Als No-Ager hört man niemals auf cool zu sein, schon gar nicht in Haarnadelkurven
Passo Pordoi, Norditalien. Es sind 30 Grad, Hochsommer, strahlender Sonnenschein. Den einschlägig Unbedarften mag es überraschen, hier, am Fuße einer Großgondelstation völlig unvermittelt auf Hunderte lederbewandete Menschen zu treffen, die dick verpackt in einem Eiscafé oder einfach auf der Leitplanke sitzen. Die Strecke rund um das Sella-Massiv in Südtirol ist eine der meist befahrenen Motorradrouten Europas. Wegen der landschaftlich schönen Gegend im Herzen der Dolomiten; wegen ihrer Serpentinen und Haarnadelkurven, aber auch, als Treffpunkt von Gleichgesinnten. Hier, in der Abgeschiedenheit der italienischen Alpen, findet vom Frühsommer bis zum Spätherbst an jedem sonnigen Tag eine Art Schaulaufen von Motorradfahrern statt. Trotz der weiten Anreise sind die Maschinen poliert, die Ausrüstung ist sauber, das Leder schimmert, der Helm glänzt. Und sogar ein paar Kleine sind in Leder gewandet.
Die Kleinen sind dabei nicht etwa 18 und gerade im Besitz ihres ersten Führerscheins. Sondern in aller Regel im Vor- oder Grundschulalter und mit Mami und/oder Papi im Urlaub. Ihre Eltern, und auch alle anderen Biker, die sich hier tummeln, sind mindestens 35, häufiger jenseits der 40.
Den klassischen Motorradfahrer, wie man ihn früher nicht nur vor seinem inneren Auge vorbeiziehen sah, mit langen Haaren und Jeansjacke, mit wenig Geld und dafür mit Gitarre, ist ein Mythos vergangener Tage. Das sagt nicht nur, wer am Passo Pordoi oder beim europaweiten Harley-Davidson-Treffen in Barcelona vorbeikommt. Das sagt auch die Industrie: Der durchschnittliche deutsche Motorradfahrer, gab der Dachverband der Motorradbauer jüngst bekannt, ist 40 geworden. Die klassische Kundschaft, klagte man, nämlich die Jugendlichen, fänden Motorradfahren hingegen inzwischen unattraktiv und nicht "in".
Ein typischer Fall: Allerorten übernimmt eine Generation, die schon seit zwei Jahrzehnten erwachsen ist, einstige Bastionen der Jugend. Besonders deutlich wird das überall dort, wo Menschen im Urlaub sind und sich ohne Rücksicht auf gesellschaftliche Konventionen bewegen können.
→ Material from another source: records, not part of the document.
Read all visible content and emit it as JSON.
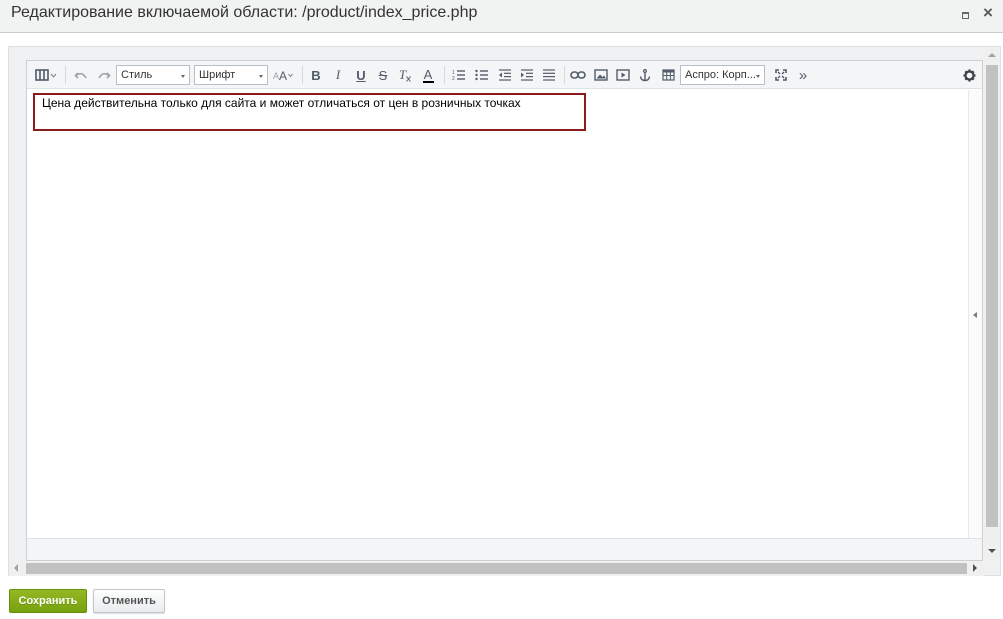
{
  "dialog": {
    "title": "Редактирование включаемой области: /product/index_price.php",
    "maximize_icon": "maximize-icon",
    "close_glyph": "×"
  },
  "toolbar": {
    "style_select": "Стиль",
    "font_select": "Шрифт",
    "font_size_icon": "font-size-icon",
    "bold": "B",
    "italic": "I",
    "underline": "U",
    "strike": "S",
    "remove_format": "T",
    "text_color": "A",
    "template_select": "Аспро: Корп...",
    "more": "»",
    "icons": [
      "view-mode-icon",
      "undo-icon",
      "redo-icon",
      "ordered-list-icon",
      "unordered-list-icon",
      "outdent-icon",
      "indent-icon",
      "align-icon",
      "link-icon",
      "image-icon",
      "video-icon",
      "anchor-icon",
      "table-icon",
      "fullscreen-icon",
      "settings-icon"
    ]
  },
  "content": {
    "text": "Цена действительна только для сайта и может отличаться от цен в розничных точках"
  },
  "footer": {
    "save_label": "Сохранить",
    "cancel_label": "Отменить"
  },
  "colors": {
    "save_button": "#7ba914",
    "highlight_border": "#8b1a1a",
    "toolbar_bg": "#f3f5f6"
  }
}
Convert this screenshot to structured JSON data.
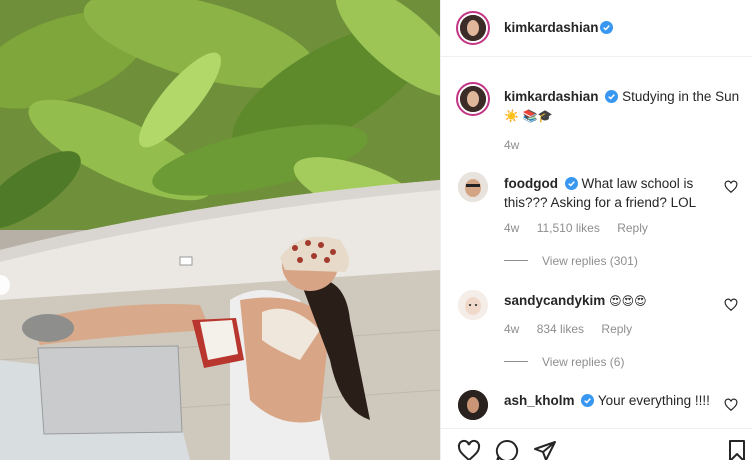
{
  "post": {
    "author": "kimkardashian",
    "caption_author": "kimkardashian",
    "caption_text": "Studying in the Sun",
    "caption_emoji": "☀️ 📚🎓",
    "caption_age": "4w"
  },
  "comments": [
    {
      "user": "foodgod",
      "verified": true,
      "text_line1": "What law school is",
      "text_line2": "this??? Asking for a friend? LOL",
      "age": "4w",
      "likes": "11,510 likes",
      "reply": "Reply",
      "view_replies": "View replies (301)"
    },
    {
      "user": "sandycandykim",
      "verified": false,
      "text_line1": "😍😍😍",
      "age": "4w",
      "likes": "834 likes",
      "reply": "Reply",
      "view_replies": "View replies (6)"
    },
    {
      "user": "ash_kholm",
      "verified": true,
      "text_line1": "Your everything !!!!"
    }
  ],
  "colors": {
    "verified_blue": "#3897f0",
    "muted_text": "#8e8e8e",
    "story_ring": "#c13584"
  },
  "icons": {
    "like": "heart-icon",
    "comment": "comment-icon",
    "share": "share-icon",
    "save": "bookmark-icon"
  }
}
Ob auf dem sächsischen Zeltplatz, im thailändischen Bambushüttencamp oder am kretischen Strand: Die dort campieren und sich in Hängematten fläzen, sind immer öfter in einem Alter, in dem man es sich früher längst in Hotelbetten gemütlich machte. Letztere überlassen sie heute der Jugend - und die nimmt, so scheint es, gerne an. Statt mit einem Interrail-Ticket oder schlicht unter Zuhilfenahme des rechten Daumens reisen die meisten jungen Leute heute mit dem Flieger in bezahlbare Sonnenparadiese - um sich dort dann möglichst wenig, und wenn dann möglichst bequem, zu bewegen.
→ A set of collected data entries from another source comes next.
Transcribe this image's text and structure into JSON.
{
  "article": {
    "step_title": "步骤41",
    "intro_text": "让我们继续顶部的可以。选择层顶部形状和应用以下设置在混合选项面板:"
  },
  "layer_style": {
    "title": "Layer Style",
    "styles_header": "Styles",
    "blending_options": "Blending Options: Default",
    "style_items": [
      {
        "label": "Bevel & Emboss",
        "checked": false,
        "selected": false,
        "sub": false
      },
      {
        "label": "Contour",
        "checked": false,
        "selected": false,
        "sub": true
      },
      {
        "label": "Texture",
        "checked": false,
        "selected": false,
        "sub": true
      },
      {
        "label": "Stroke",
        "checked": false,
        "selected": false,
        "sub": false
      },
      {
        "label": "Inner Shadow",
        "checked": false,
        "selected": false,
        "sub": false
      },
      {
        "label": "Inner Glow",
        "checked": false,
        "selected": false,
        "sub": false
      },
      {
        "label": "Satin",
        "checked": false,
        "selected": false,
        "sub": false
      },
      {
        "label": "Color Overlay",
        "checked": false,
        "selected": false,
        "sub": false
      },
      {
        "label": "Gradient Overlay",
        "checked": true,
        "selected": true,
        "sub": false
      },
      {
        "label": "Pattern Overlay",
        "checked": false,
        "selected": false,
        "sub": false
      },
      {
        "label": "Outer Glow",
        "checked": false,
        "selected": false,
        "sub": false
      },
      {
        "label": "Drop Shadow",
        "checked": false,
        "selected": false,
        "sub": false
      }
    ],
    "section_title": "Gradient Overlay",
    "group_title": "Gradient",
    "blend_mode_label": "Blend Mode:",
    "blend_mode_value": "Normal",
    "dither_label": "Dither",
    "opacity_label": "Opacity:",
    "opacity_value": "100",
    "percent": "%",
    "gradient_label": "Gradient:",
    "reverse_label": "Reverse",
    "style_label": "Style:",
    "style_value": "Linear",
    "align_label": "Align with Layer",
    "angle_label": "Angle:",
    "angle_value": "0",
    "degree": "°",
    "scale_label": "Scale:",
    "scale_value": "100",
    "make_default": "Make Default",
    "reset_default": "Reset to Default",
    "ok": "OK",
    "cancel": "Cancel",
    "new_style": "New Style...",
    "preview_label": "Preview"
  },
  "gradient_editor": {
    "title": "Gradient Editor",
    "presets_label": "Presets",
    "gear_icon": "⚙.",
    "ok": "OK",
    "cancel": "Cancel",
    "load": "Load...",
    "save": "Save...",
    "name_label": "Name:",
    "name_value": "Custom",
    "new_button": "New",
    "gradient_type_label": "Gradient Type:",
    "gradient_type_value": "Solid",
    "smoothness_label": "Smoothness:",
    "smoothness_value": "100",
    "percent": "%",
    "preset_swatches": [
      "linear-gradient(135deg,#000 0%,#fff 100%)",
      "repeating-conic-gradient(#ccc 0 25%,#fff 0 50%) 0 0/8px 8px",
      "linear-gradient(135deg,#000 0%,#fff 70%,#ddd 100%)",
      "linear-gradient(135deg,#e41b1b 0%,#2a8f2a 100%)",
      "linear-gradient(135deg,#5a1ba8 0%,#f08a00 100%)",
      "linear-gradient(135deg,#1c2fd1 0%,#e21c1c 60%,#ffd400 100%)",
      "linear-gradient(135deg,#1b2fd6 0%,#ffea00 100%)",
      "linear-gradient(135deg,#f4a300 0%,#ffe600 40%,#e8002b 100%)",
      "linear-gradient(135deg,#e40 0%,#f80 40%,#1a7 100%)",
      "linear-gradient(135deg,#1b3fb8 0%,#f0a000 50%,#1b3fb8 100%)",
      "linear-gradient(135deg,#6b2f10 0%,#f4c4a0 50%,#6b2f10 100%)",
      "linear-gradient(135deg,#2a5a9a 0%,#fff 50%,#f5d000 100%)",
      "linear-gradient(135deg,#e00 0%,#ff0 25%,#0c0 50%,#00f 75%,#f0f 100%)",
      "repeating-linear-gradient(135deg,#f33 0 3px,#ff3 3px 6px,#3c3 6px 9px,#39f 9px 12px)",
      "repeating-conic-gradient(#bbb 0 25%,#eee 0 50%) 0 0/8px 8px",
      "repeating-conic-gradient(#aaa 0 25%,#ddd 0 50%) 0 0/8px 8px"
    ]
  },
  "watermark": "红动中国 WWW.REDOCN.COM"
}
Warum 20-Jährige das Pauschale schätzen, ist schwer zu sagen. Vielleicht finden sie das Leben schon ohne Isomatte hart genug. Oder sie wollen, wie Generationen vor ihnen, unter sich sein. Und nicht Gefahr laufen, an irgendeinem Lagerfeuer auf ihre Eltern oder deren Freunde zu treffen.
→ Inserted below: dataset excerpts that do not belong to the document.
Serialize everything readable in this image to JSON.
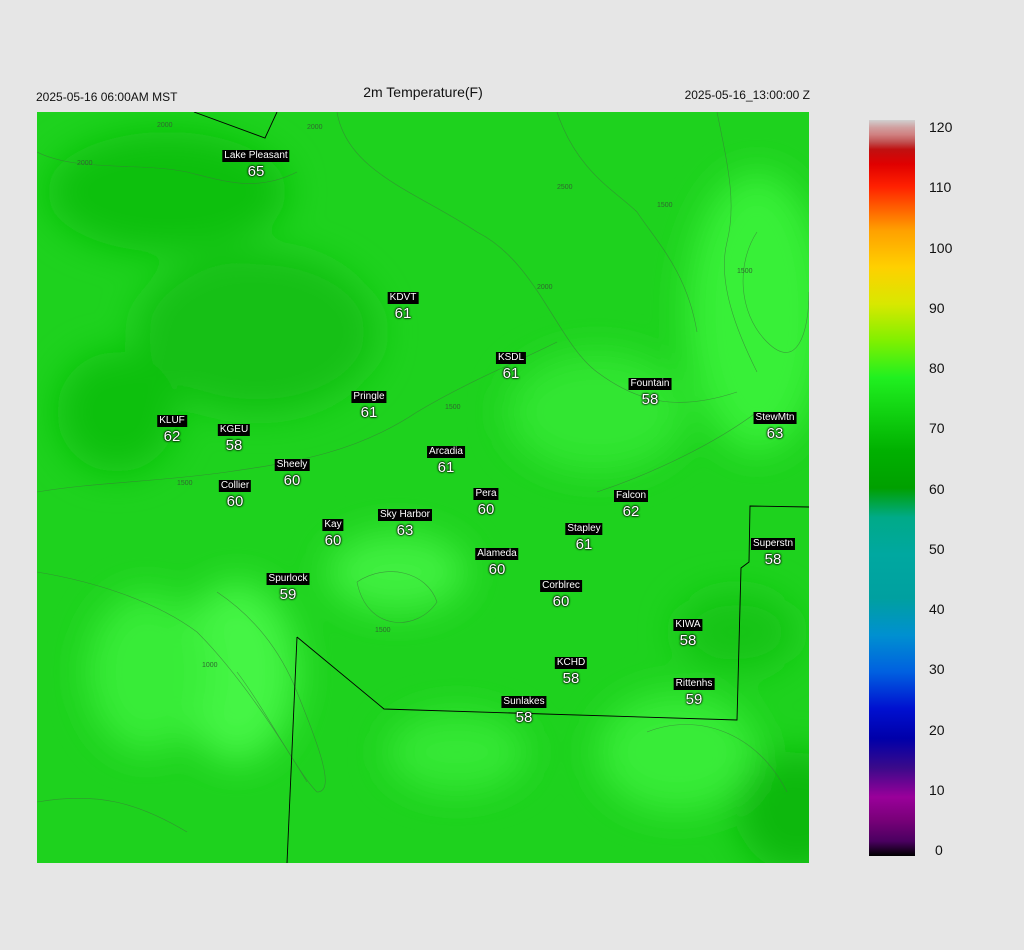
{
  "header": {
    "local_time": "2025-05-16 06:00AM MST",
    "title": "2m Temperature(F)",
    "valid_time": "2025-05-16_13:00:00 Z"
  },
  "stations": [
    {
      "name": "Lake Pleasant",
      "value": "65"
    },
    {
      "name": "KDVT",
      "value": "61"
    },
    {
      "name": "KSDL",
      "value": "61"
    },
    {
      "name": "Fountain",
      "value": "58"
    },
    {
      "name": "StewMtn",
      "value": "63"
    },
    {
      "name": "Pringle",
      "value": "61"
    },
    {
      "name": "KLUF",
      "value": "62"
    },
    {
      "name": "KGEU",
      "value": "58"
    },
    {
      "name": "Arcadia",
      "value": "61"
    },
    {
      "name": "Sheely",
      "value": "60"
    },
    {
      "name": "Collier",
      "value": "60"
    },
    {
      "name": "Pera",
      "value": "60"
    },
    {
      "name": "Falcon",
      "value": "62"
    },
    {
      "name": "Kay",
      "value": "60"
    },
    {
      "name": "Sky Harbor",
      "value": "63"
    },
    {
      "name": "Stapley",
      "value": "61"
    },
    {
      "name": "Superstn",
      "value": "58"
    },
    {
      "name": "Alameda",
      "value": "60"
    },
    {
      "name": "Spurlock",
      "value": "59"
    },
    {
      "name": "Corblrec",
      "value": "60"
    },
    {
      "name": "KIWA",
      "value": "58"
    },
    {
      "name": "KCHD",
      "value": "58"
    },
    {
      "name": "Rittenhs",
      "value": "59"
    },
    {
      "name": "Sunlakes",
      "value": "58"
    }
  ],
  "contour_labels": [
    "2000",
    "2000",
    "2000",
    "2500",
    "2000",
    "1500",
    "1500",
    "1500",
    "1500",
    "1500",
    "1000"
  ],
  "colorbar": {
    "ticks": [
      "120",
      "110",
      "100",
      "90",
      "80",
      "70",
      "60",
      "50",
      "40",
      "30",
      "20",
      "10",
      "0"
    ]
  }
}
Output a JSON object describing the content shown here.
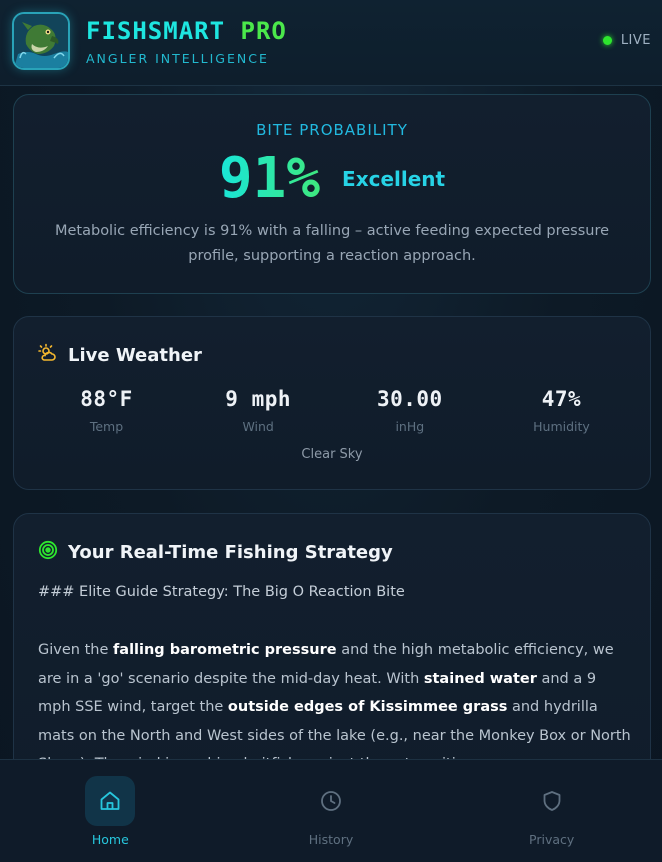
{
  "header": {
    "title_main": "FISHSMART",
    "title_accent": "PRO",
    "subtitle": "ANGLER INTELLIGENCE",
    "status": "LIVE"
  },
  "bite": {
    "label": "BITE PROBABILITY",
    "value": "91%",
    "rating": "Excellent",
    "description": "Metabolic efficiency is 91% with a falling – active feeding expected pressure profile, supporting a reaction approach."
  },
  "weather": {
    "title": "Live Weather",
    "metrics": [
      {
        "value": "88°F",
        "label": "Temp"
      },
      {
        "value": "9 mph",
        "label": "Wind"
      },
      {
        "value": "30.00",
        "label": "inHg"
      },
      {
        "value": "47%",
        "label": "Humidity"
      }
    ],
    "condition": "Clear Sky"
  },
  "strategy": {
    "title": "Your Real-Time Fishing Strategy",
    "heading": "### Elite Guide Strategy: The Big O Reaction Bite",
    "p1": "Given the ",
    "b1": "falling barometric pressure",
    "p2": " and the high metabolic efficiency, we are in a 'go' scenario despite the mid-day heat. With ",
    "b2": "stained water",
    "p3": " and a 9 mph SSE wind, target the ",
    "b3": "outside edges of Kissimmee grass",
    "p4": " and hydrilla mats on the North and West sides of the lake (e.g., near the Monkey Box or North Shore). The wind is pushing baitfish against these transitions"
  },
  "tabs": [
    {
      "label": "Home",
      "icon": "home-icon"
    },
    {
      "label": "History",
      "icon": "clock-icon"
    },
    {
      "label": "Privacy",
      "icon": "shield-icon"
    }
  ],
  "colors": {
    "accent_cyan": "#1ee6e0",
    "accent_green": "#4be84b",
    "live_green": "#2ee62e",
    "weather_icon": "#f5b82e",
    "background": "#0d1a26"
  }
}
Das natürliche Bedürfnis nach Abgrenzung war einfacher zu befriedigen, als Mami und Papi noch mit dem Volkswagen an die Nordsee oder an die Costa Brava schuckelten und sich dort von Shanty- und Schlagersängern animieren ließen. Heute verhält sich der Fourty-Something in erstaunlich großer Zahl immer noch wie ein Twenty-Something - mit dem feinen Unterschied, dass er sich bei seinen Outdoor-Trips inzwischen auch den Tauchkurs, den Sherpa oder den Nachtzug für sich und sein Motorrad leisten kann. Im Grundsatz findet er es enorm erholsam, sein abendliches Essen selber über dem Feuer zu drehen und Gitarrenklängen zu lauschen. Erstaunlicherweise hat dieser jung gebliebene Mittvierziger dabei auch gar nicht jenes Hippiehafte seiner Vorläufer in den 70er-Jahren. Wenn man ihn fragt, warum er so lebt, wie er lebt, guckt er ganz überrascht und fragt: Warum denn nicht?
Ja, warum eigentlich nicht? Die Generation der Babyboomer ist mit ihrem enormen Beharrungsvermögen schließlich überaus erfolgreich: Nicht nur in der Prärie hat sie ihr Revier erfolgreich verteidigt. Sondern auch in den Metropolen und Großstädten, genauer gesagt, in der Popkultur, die aus den Metropolen der Welt gespeist wird. Im popkulturellen Diskurs macht seit einiger Zeit der Begriff der "No-Agers" die Runde. Damit gemeint sind all die, die aus den 80ern den Hang zum Hedonismus herübergerettet haben und deren Freizeit immer noch zu einem nicht unwesentlichen Teil von Comics und Clubs, Kinos und Konzerten bestimmt wird. Die zu alt sind für Tamagotchi und Hello Kitty, nicht aber für Mangas und die Simpsons. Die Britney Spears und Cristina Aguilera verachten, Seeed und Kruder und Dorfmeister aber verehren. Ohne sie, das gibt die Musikindustrie unumwunden zu, stünde die Pop-Produktionsmaschine noch näher am Abgrund als sie es ohnehin schon tut. 21 Prozent der Hörer von Popmusik sind heute 40 und älter; nur 14 Prozent sind Teenager.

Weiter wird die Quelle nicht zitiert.